I have a LOT of DVDs :-) I'm trying to get into watching them more as I've got a lot of free time on my hands.
^^
Some of my DVDs:
I was doing some sorting so got these out but I've got lots more :)
I am a recent digital convert.
Previously I loved DVDs. I have a collection of around 300 DVD and Blu-ray. I love owning them with all the extras such as commentaries and off cuts and other background information.
The number one problem with DVDs is that they decay and become unreadable. I store them at room temperature with no excessive dampness, I don't scratch or do anything to them. But, I try to play a favourite and they stop with messages about no disk in drive or the just get stuck at certain points. I have tried cleaning them, that helps temporarily but later they fail again.
Now, I have joined the 21st century and I stream onto my tablet.
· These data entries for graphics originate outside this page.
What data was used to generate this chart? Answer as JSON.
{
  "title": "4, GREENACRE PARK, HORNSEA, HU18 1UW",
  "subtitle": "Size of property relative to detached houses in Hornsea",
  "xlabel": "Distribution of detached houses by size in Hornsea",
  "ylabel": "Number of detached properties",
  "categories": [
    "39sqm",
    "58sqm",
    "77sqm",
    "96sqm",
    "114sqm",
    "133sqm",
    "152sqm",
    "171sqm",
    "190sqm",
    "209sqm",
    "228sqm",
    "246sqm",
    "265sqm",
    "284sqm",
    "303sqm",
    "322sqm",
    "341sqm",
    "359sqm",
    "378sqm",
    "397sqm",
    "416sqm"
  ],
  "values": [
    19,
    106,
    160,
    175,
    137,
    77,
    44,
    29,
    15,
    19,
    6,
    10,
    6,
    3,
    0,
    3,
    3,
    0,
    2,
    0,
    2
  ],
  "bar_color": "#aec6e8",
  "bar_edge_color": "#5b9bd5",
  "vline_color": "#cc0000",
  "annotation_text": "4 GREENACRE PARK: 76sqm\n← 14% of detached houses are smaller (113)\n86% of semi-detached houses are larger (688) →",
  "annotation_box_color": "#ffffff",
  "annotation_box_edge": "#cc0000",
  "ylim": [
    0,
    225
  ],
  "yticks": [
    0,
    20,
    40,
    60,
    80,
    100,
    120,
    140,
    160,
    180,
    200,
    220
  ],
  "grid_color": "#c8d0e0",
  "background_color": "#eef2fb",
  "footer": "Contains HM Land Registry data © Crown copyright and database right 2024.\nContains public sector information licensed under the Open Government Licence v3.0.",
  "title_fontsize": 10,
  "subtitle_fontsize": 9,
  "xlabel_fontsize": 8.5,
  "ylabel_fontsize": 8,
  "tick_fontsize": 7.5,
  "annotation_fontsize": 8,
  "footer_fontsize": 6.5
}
media degradation is a real issue with optical or magnetic media (ie CDs/DVDs and hard drives). I've worked my whole adult life in IT and have a few suggestions on how to minimise this issue.
1 - make a backup of your DVD to hard drive. You can use free software like DVDFab to do this (there are about a half dozen "buy me" prompts but you can cancel these and use it to create a backup fine.
2 - If you can afford it, have 2 disks with your backups and replace these every 3-5 years, or simply buy a newer disk to replace one of the backup disks and keep the older one as a secondary backup. Disks are cheap now (about £60 for a good brand portable 4Tb disk) and this has space for around 1,000 DVDs.
3 - remember to keep backups of your documents, spreadsheets, photos, videos and whatever else is important to you - I do these monthly and use the same disks to back up to. They have saved my bacon on several occasions when a disk on my laptop has died or been lost/stolen.
4 - keep a copy somewhere offsite. Maybe leave and older backup disk with a family member and just grad it once a year to copy your current backup disk to. This will save you from losing everything in the event of a fire / burglary / malicious attack on your data (eg where it gets encrypted and the hackers want money to decrypt it..
I know cloud storage is an option and I do use it for stuff I am actively working on (docs, spreadsheets etc) but there have been several experiences where cloud providers have lost data of my colleagues (through the cloud suppliers fault) and a backup was not available. Luckily my directive to keep local backups saved them, but I just don't trust cloud suppliers fully.